Wenn sie bleibt, können wir reden. Soll mir recht sein. Dann bin ich jedenfalls für eine Weile abgelenkt.
Sie schaut mir in die Augen und lächelt. Dann streicht sie sich über den Bauch und macht ein skeptisches Gesicht. »Ich glaube, das wäre keine gute Idee.«
»Du bist doch nicht zu dick, Mum.«
Sie schiebt den Schuhkarton zu mir herüber. »Wo ist dein Freund? Habt ihr nicht zusammen gearbeitet?«
Ach ja, das Schulprojekt. »Der... der ist nur kurz auf die Toilette gegangen.«
Sie blickt für einen Moment über meine Schulter hinweg.

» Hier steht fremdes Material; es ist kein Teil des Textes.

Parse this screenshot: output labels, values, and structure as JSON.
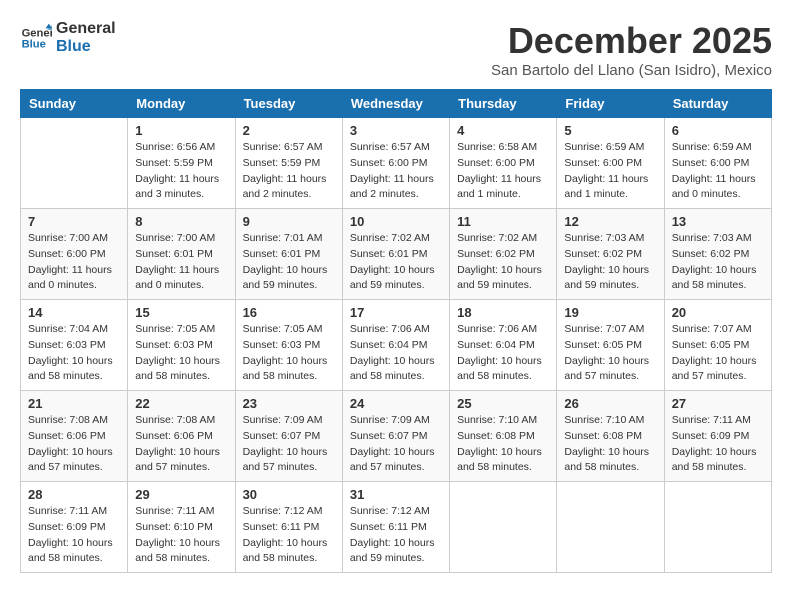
{
  "header": {
    "logo_line1": "General",
    "logo_line2": "Blue",
    "month": "December 2025",
    "location": "San Bartolo del Llano (San Isidro), Mexico"
  },
  "days_of_week": [
    "Sunday",
    "Monday",
    "Tuesday",
    "Wednesday",
    "Thursday",
    "Friday",
    "Saturday"
  ],
  "weeks": [
    [
      {
        "day": "",
        "sunrise": "",
        "sunset": "",
        "daylight": ""
      },
      {
        "day": "1",
        "sunrise": "Sunrise: 6:56 AM",
        "sunset": "Sunset: 5:59 PM",
        "daylight": "Daylight: 11 hours and 3 minutes."
      },
      {
        "day": "2",
        "sunrise": "Sunrise: 6:57 AM",
        "sunset": "Sunset: 5:59 PM",
        "daylight": "Daylight: 11 hours and 2 minutes."
      },
      {
        "day": "3",
        "sunrise": "Sunrise: 6:57 AM",
        "sunset": "Sunset: 6:00 PM",
        "daylight": "Daylight: 11 hours and 2 minutes."
      },
      {
        "day": "4",
        "sunrise": "Sunrise: 6:58 AM",
        "sunset": "Sunset: 6:00 PM",
        "daylight": "Daylight: 11 hours and 1 minute."
      },
      {
        "day": "5",
        "sunrise": "Sunrise: 6:59 AM",
        "sunset": "Sunset: 6:00 PM",
        "daylight": "Daylight: 11 hours and 1 minute."
      },
      {
        "day": "6",
        "sunrise": "Sunrise: 6:59 AM",
        "sunset": "Sunset: 6:00 PM",
        "daylight": "Daylight: 11 hours and 0 minutes."
      }
    ],
    [
      {
        "day": "7",
        "sunrise": "Sunrise: 7:00 AM",
        "sunset": "Sunset: 6:00 PM",
        "daylight": "Daylight: 11 hours and 0 minutes."
      },
      {
        "day": "8",
        "sunrise": "Sunrise: 7:00 AM",
        "sunset": "Sunset: 6:01 PM",
        "daylight": "Daylight: 11 hours and 0 minutes."
      },
      {
        "day": "9",
        "sunrise": "Sunrise: 7:01 AM",
        "sunset": "Sunset: 6:01 PM",
        "daylight": "Daylight: 10 hours and 59 minutes."
      },
      {
        "day": "10",
        "sunrise": "Sunrise: 7:02 AM",
        "sunset": "Sunset: 6:01 PM",
        "daylight": "Daylight: 10 hours and 59 minutes."
      },
      {
        "day": "11",
        "sunrise": "Sunrise: 7:02 AM",
        "sunset": "Sunset: 6:02 PM",
        "daylight": "Daylight: 10 hours and 59 minutes."
      },
      {
        "day": "12",
        "sunrise": "Sunrise: 7:03 AM",
        "sunset": "Sunset: 6:02 PM",
        "daylight": "Daylight: 10 hours and 59 minutes."
      },
      {
        "day": "13",
        "sunrise": "Sunrise: 7:03 AM",
        "sunset": "Sunset: 6:02 PM",
        "daylight": "Daylight: 10 hours and 58 minutes."
      }
    ],
    [
      {
        "day": "14",
        "sunrise": "Sunrise: 7:04 AM",
        "sunset": "Sunset: 6:03 PM",
        "daylight": "Daylight: 10 hours and 58 minutes."
      },
      {
        "day": "15",
        "sunrise": "Sunrise: 7:05 AM",
        "sunset": "Sunset: 6:03 PM",
        "daylight": "Daylight: 10 hours and 58 minutes."
      },
      {
        "day": "16",
        "sunrise": "Sunrise: 7:05 AM",
        "sunset": "Sunset: 6:03 PM",
        "daylight": "Daylight: 10 hours and 58 minutes."
      },
      {
        "day": "17",
        "sunrise": "Sunrise: 7:06 AM",
        "sunset": "Sunset: 6:04 PM",
        "daylight": "Daylight: 10 hours and 58 minutes."
      },
      {
        "day": "18",
        "sunrise": "Sunrise: 7:06 AM",
        "sunset": "Sunset: 6:04 PM",
        "daylight": "Daylight: 10 hours and 58 minutes."
      },
      {
        "day": "19",
        "sunrise": "Sunrise: 7:07 AM",
        "sunset": "Sunset: 6:05 PM",
        "daylight": "Daylight: 10 hours and 57 minutes."
      },
      {
        "day": "20",
        "sunrise": "Sunrise: 7:07 AM",
        "sunset": "Sunset: 6:05 PM",
        "daylight": "Daylight: 10 hours and 57 minutes."
      }
    ],
    [
      {
        "day": "21",
        "sunrise": "Sunrise: 7:08 AM",
        "sunset": "Sunset: 6:06 PM",
        "daylight": "Daylight: 10 hours and 57 minutes."
      },
      {
        "day": "22",
        "sunrise": "Sunrise: 7:08 AM",
        "sunset": "Sunset: 6:06 PM",
        "daylight": "Daylight: 10 hours and 57 minutes."
      },
      {
        "day": "23",
        "sunrise": "Sunrise: 7:09 AM",
        "sunset": "Sunset: 6:07 PM",
        "daylight": "Daylight: 10 hours and 57 minutes."
      },
      {
        "day": "24",
        "sunrise": "Sunrise: 7:09 AM",
        "sunset": "Sunset: 6:07 PM",
        "daylight": "Daylight: 10 hours and 57 minutes."
      },
      {
        "day": "25",
        "sunrise": "Sunrise: 7:10 AM",
        "sunset": "Sunset: 6:08 PM",
        "daylight": "Daylight: 10 hours and 58 minutes."
      },
      {
        "day": "26",
        "sunrise": "Sunrise: 7:10 AM",
        "sunset": "Sunset: 6:08 PM",
        "daylight": "Daylight: 10 hours and 58 minutes."
      },
      {
        "day": "27",
        "sunrise": "Sunrise: 7:11 AM",
        "sunset": "Sunset: 6:09 PM",
        "daylight": "Daylight: 10 hours and 58 minutes."
      }
    ],
    [
      {
        "day": "28",
        "sunrise": "Sunrise: 7:11 AM",
        "sunset": "Sunset: 6:09 PM",
        "daylight": "Daylight: 10 hours and 58 minutes."
      },
      {
        "day": "29",
        "sunrise": "Sunrise: 7:11 AM",
        "sunset": "Sunset: 6:10 PM",
        "daylight": "Daylight: 10 hours and 58 minutes."
      },
      {
        "day": "30",
        "sunrise": "Sunrise: 7:12 AM",
        "sunset": "Sunset: 6:11 PM",
        "daylight": "Daylight: 10 hours and 58 minutes."
      },
      {
        "day": "31",
        "sunrise": "Sunrise: 7:12 AM",
        "sunset": "Sunset: 6:11 PM",
        "daylight": "Daylight: 10 hours and 59 minutes."
      },
      {
        "day": "",
        "sunrise": "",
        "sunset": "",
        "daylight": ""
      },
      {
        "day": "",
        "sunrise": "",
        "sunset": "",
        "daylight": ""
      },
      {
        "day": "",
        "sunrise": "",
        "sunset": "",
        "daylight": ""
      }
    ]
  ]
}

Vielleicht irre ich mich, doch ich glaube, sie hat kurz nachgeschaut, ob beide Schlüssel an ihren Haken hängen.
Gott sei Dank tun sie das nicht.
»Hast du genug Geld?«, fragt sie.
»Wofür?«
»Na für das Essen.« Sie legt ihre Karte zurück und tippt mit
der Fingerspitze auf meine. »Der Schokoshake mit Malzgeschmack ist unschlagbar!«
»Warst du etwa schon mal hier?«, frage ich verdutzt. Ich habe noch nie einen Erwachsenen im Rosie’s gesehen.

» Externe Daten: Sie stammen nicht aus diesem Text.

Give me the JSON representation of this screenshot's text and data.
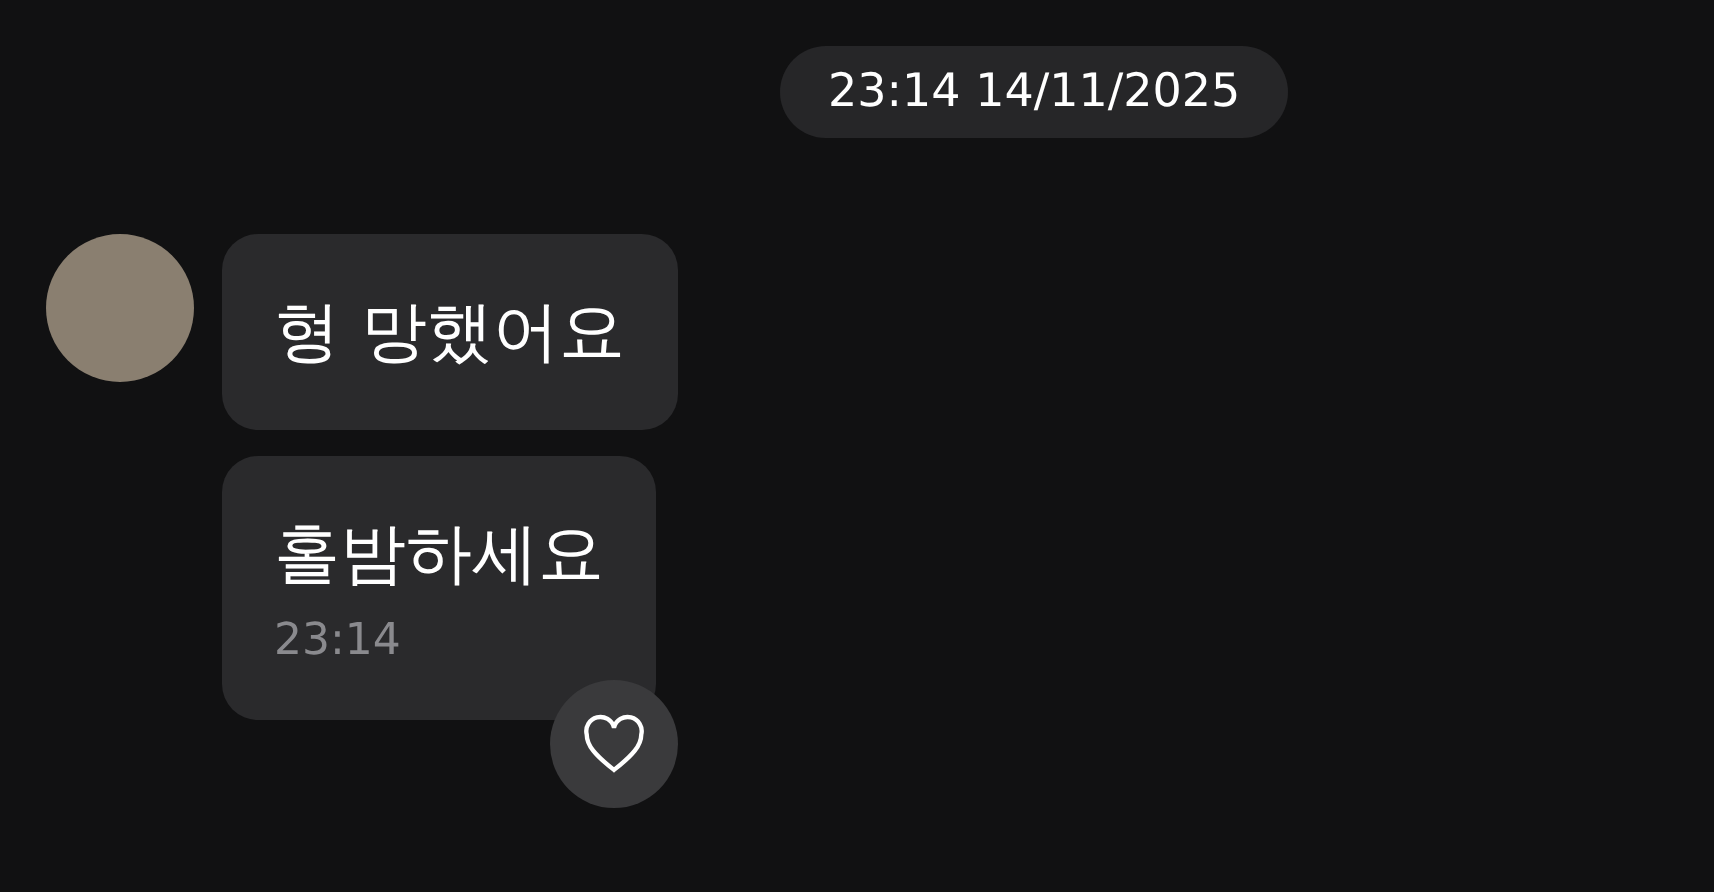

Mum lacht. Sie legt mir eine Hand auf den Kopf und glättet mit dem Daumen meine Stirnfalten. »Schau nicht so überrascht, Clay. Das Rosie’s gibt’s doch schon ewig.« Sie legt einen Zehndollarschein auf den Schuhkarton. »Du solltest wirklich den Schokoshake probieren.«
In diesem Moment öffnet sich quietschend die Toilettentür. Ich drehe den Kopf und sehe, wie der Junge den blauen Hundeschlüssel wieder an den Haken hängt. Er entschuldigt sich bei seiner Freundin, dass es so lange gedauert hat, und küsst sie auf die Stirn.
»Clay?«, sagt Mum.
Bevor ich mich ihr wieder zuwende, schließe ich kurz die Augen und hole tief Luft. »Ja?«
»Bleib nicht zu lange.« Ihr Lächeln sieht ein wenig gequält aus.
Noch vier Kassetten. Sieben Geschichten. Wann wird mein Name auftauchen?
Ich schaue ihr in die Augen. »Es könnte schon noch ein bisschen dauern.« Dann blicke ich nach unten. Auf die Speisekarte. »Ist ein Schulprojekt.«
Sie entgegnet nichts, doch aus dem Augenwinkel heraus sehe ich, dass sie die Hand hebt. Ich schließe die Augen und spüre, wie ihre Finger über mein Haar bis zum Nacken gleiten.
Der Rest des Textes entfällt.